Clinicians, scientists and students engaged in cancer research at Newcastle share a common purpose: to improve treatment outcomes for patients with cancer. Work covers a broad spectrum - understanding the biological and molecular differences between normal and malignant cells and using this knowledge to develop new anti-cancer drugs.
Exploratory biology, target and biomarker discovery
Molecular genetic and mechanistic studies are used to identify critical molecular changes in cancer and their relevance to disease development and progression, and to validate these as biomarkers and targets for therapeutic intervention. A wide range of contemporary genomic, bioinformatic, molecular biology, biochemical and cell biology techniques are used.
Studies focus on haematological malignancies (leukaemia and lymphoma), paediatric solid tumours (neuroblastoma and medulloblastoma), and adult solid tumours (eg breast, ovarian, prostate, bladder and liver cancers).
The exploitation of novel targets is achieved by the use of rational drug design, notably the use of structure-based design, in conjunction with medium-throughput screening. Target molecule synthesis and multiple parallel synthesis approaches are used for lead optimisation, and candidate drugs are evaluated in cell-free and whole cell target-based assays.
We exploit critical molecular defects as biomarkers to enhance disease detection and diagnosis, prediction of disease course, sensitivity to specific drugs and therapeutic monitoring. We play leading roles in molecular diagnostics, biomarker assessment and therapeutic monitoring for national and international clinical trials.

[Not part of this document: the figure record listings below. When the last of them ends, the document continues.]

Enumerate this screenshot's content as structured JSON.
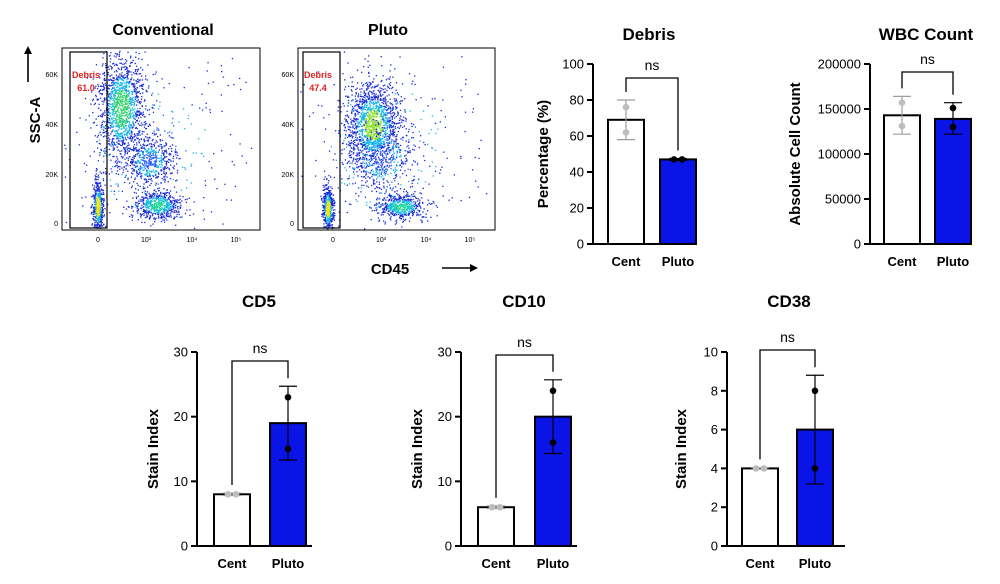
{
  "colors": {
    "pluto_bar": "#0a14e6",
    "cent_bar": "#ffffff",
    "gate_text": "#e02020",
    "cent_point": "#bdbdbd",
    "pluto_point": "#000000"
  },
  "flow": {
    "y_axis_label": "SSC-A",
    "x_axis_label": "CD45",
    "y_ticks": [
      "0",
      "20K",
      "40K",
      "60K"
    ],
    "x_ticks": [
      "0",
      "10³",
      "10⁴",
      "10⁵"
    ],
    "panels": [
      {
        "title": "Conventional",
        "gate_name": "Debris",
        "gate_value": "61.0"
      },
      {
        "title": "Pluto",
        "gate_name": "Debris",
        "gate_value": "47.4"
      }
    ]
  },
  "chart_data": [
    {
      "id": "debris",
      "type": "bar",
      "title": "Debris",
      "ylabel": "Percentage (%)",
      "ylim": [
        0,
        100
      ],
      "yticks": [
        0,
        20,
        40,
        60,
        80,
        100
      ],
      "categories": [
        "Cent",
        "Pluto"
      ],
      "values": [
        69,
        47
      ],
      "errors": [
        [
          58,
          80
        ],
        [
          46.5,
          47.5
        ]
      ],
      "points": [
        [
          62,
          76
        ],
        [
          47,
          47
        ]
      ],
      "comparison": "ns"
    },
    {
      "id": "wbc",
      "type": "bar",
      "title": "WBC Count",
      "ylabel": "Absolute Cell Count",
      "ylim": [
        0,
        200000
      ],
      "yticks": [
        0,
        50000,
        100000,
        150000,
        200000
      ],
      "categories": [
        "Cent",
        "Pluto"
      ],
      "values": [
        143000,
        139000
      ],
      "errors": [
        [
          122000,
          164000
        ],
        [
          122000,
          157000
        ]
      ],
      "points": [
        [
          131000,
          157000
        ],
        [
          130000,
          151000
        ]
      ],
      "comparison": "ns"
    },
    {
      "id": "cd5",
      "type": "bar",
      "title": "CD5",
      "ylabel": "Stain Index",
      "ylim": [
        0,
        30
      ],
      "yticks": [
        0,
        10,
        20,
        30
      ],
      "categories": [
        "Cent",
        "Pluto"
      ],
      "values": [
        8,
        19
      ],
      "errors": [
        [
          7.8,
          8.2
        ],
        [
          13.3,
          24.7
        ]
      ],
      "points": [
        [
          8,
          8
        ],
        [
          15,
          23
        ]
      ],
      "comparison": "ns"
    },
    {
      "id": "cd10",
      "type": "bar",
      "title": "CD10",
      "ylabel": "Stain Index",
      "ylim": [
        0,
        30
      ],
      "yticks": [
        0,
        10,
        20,
        30
      ],
      "categories": [
        "Cent",
        "Pluto"
      ],
      "values": [
        6,
        20
      ],
      "errors": [
        [
          5.8,
          6.2
        ],
        [
          14.3,
          25.7
        ]
      ],
      "points": [
        [
          6,
          6
        ],
        [
          16,
          24
        ]
      ],
      "comparison": "ns"
    },
    {
      "id": "cd38",
      "type": "bar",
      "title": "CD38",
      "ylabel": "Stain Index",
      "ylim": [
        0,
        10
      ],
      "yticks": [
        0,
        2,
        4,
        6,
        8,
        10
      ],
      "categories": [
        "Cent",
        "Pluto"
      ],
      "values": [
        4,
        6
      ],
      "errors": [
        [
          3.95,
          4.05
        ],
        [
          3.2,
          8.8
        ]
      ],
      "points": [
        [
          4,
          4
        ],
        [
          4,
          8
        ]
      ],
      "comparison": "ns"
    }
  ]
}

Clinical trials (Phase I/II/III) are undertaken in both adults and children. Trials have a strong hypothesis-testing translational research component and are performed under the auspices of national or international research networks (eg CR–UK, CCLG, EORTC), as well as directly in collaboration with the pharmaceutical industry.
Training and Skills
As a research student you will receive a tailored package of academic and support elements to ensure you maximise your research and future career. The academic information is in the programme profile and you will be supported by our Faculty of Medical Sciences Graduate School.
For further information see http://www.ncl.ac.uk/postgraduate/courses/degrees/cancer-mphil-phd-md/#training&skills
How to apply
For course application information see http://www.ncl.ac.uk/postgraduate/courses/degrees/cancer-mphil-phd-md/#howtoapply
A 2:1 honours degree, or international equivalent, in a science or medicine related subject. To study this course you need to meet the following English Language requirements: IELTS 6.5 overall (with a minimum of 5.5 in all other sub-skills). You may need an ATAS (Academic Technology Approval Scheme) clearance certificate.